Hotel in Manhattan, New York

The Hudson New York was a boutique hotel located along West 58th Street (at Ninth Avenue), in Hell's Kitchen, Manhattan, New York City. The hotel closed in November 2020 due to the COVID-19 pandemic. As of 2023 it was slated to be converted into 438 below-market apartments by a co-living firm.

In October 2025, the hotel filed for Chapter 11 bankruptcy protection.

==History==
The Hudson New York was constructed in 1928 by Anne Morgan, daughter of J. P. Morgan, as the American Women's Association clubhouse and residence for young women in New York. It was completed in 1929. The building contained 1,250 rooms, along with a swimming pool, restaurant, gymnasium and music rooms along with a multitude of specialized meeting rooms. The American Women's Association went bankrupt in 1941 and the clubhouse building was converted into The Henry Hudson Hotel, open to both men and women. During World War II the building housed Dutch soldiers. More recently, until 1997 the second through ninth floors served as the headquarters for public television station WNET; the MacNeil/Lehrer NewsHour was broadcast from the building.

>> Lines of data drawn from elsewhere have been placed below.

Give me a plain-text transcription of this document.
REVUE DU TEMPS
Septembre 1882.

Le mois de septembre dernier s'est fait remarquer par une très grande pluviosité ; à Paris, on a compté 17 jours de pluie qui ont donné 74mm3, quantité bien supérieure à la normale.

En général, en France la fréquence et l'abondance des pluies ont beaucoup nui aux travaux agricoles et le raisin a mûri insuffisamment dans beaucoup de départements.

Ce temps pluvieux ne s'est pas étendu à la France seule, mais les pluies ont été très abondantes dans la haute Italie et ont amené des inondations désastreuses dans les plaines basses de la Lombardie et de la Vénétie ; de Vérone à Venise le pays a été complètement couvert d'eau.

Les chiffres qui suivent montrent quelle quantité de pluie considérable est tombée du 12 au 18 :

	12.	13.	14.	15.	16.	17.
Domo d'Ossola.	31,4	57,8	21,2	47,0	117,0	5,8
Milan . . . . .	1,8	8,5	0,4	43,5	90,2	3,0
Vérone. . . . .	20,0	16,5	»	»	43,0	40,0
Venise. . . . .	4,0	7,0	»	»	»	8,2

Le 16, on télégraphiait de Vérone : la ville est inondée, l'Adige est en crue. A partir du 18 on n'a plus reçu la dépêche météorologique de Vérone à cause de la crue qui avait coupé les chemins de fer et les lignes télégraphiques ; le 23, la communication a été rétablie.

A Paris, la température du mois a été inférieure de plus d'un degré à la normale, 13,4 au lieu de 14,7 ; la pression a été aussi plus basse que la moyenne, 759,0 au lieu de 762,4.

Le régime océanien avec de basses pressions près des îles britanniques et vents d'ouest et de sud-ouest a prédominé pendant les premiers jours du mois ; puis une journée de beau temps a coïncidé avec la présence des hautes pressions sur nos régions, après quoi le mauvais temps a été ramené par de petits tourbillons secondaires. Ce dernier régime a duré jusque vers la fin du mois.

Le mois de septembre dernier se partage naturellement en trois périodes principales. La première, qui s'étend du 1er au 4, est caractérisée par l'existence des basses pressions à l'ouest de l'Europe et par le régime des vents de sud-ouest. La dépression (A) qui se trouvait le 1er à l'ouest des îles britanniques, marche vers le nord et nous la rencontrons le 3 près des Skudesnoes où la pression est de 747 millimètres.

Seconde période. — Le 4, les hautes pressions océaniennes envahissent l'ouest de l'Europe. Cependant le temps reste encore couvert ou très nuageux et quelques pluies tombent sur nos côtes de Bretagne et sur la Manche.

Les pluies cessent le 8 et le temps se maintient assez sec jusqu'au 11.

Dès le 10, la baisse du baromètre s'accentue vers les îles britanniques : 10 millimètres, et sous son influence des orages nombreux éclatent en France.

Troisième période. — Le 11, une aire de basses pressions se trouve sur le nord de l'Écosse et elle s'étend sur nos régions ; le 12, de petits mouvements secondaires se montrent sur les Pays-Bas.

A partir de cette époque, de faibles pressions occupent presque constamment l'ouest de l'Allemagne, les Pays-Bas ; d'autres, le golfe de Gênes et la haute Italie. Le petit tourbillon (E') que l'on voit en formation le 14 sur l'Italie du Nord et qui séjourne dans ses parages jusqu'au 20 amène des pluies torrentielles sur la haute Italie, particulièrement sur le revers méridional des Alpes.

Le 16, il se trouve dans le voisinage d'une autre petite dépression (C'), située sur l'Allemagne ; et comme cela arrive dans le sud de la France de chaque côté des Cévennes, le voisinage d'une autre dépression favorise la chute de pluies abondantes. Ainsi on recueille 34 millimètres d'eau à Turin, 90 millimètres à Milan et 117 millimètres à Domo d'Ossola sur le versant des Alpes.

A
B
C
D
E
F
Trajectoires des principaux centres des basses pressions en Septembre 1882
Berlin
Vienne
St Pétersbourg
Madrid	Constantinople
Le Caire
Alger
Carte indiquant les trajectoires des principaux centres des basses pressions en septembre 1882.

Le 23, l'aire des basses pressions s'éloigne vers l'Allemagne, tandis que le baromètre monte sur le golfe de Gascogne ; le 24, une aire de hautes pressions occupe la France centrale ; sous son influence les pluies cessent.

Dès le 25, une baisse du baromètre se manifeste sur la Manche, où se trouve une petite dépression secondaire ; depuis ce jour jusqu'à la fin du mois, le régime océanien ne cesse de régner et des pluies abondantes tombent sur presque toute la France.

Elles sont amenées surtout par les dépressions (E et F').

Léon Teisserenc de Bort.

WNET has since relocated to Lincoln Center.

In 1997, the building was purchased by Morgans Hotel Group and underwent a three-year renovation at the cost of $125 million. The hotel's name was changed from The Henry Hudson Hotel to The Hudson. As with the Royalton Hotel, the Hudson Hotel was also renovated by Ian Schrager, co-owner of Studio 54 and designer Philippe Starck.

When the Hudson opened it was the team's second hotel collaboration in New York, following the Paramount Hotel by 10 years. They made over the hotel to be relatively affordable but trendier, with the goal described as 'Cheap Chic'.

In compensation for the constraints of the private spaces, the designers decided to focus their efforts on creating large and dramatic public spaces. Hudson Bar, with its glowing yellow glass floor by Mison Concepts and ceiling fresco by Francesco Clemente, hosts events such as dance parties, movie premieres, book launches, and has been featured in several TV shows such as Gossip Girl and Sex and the City.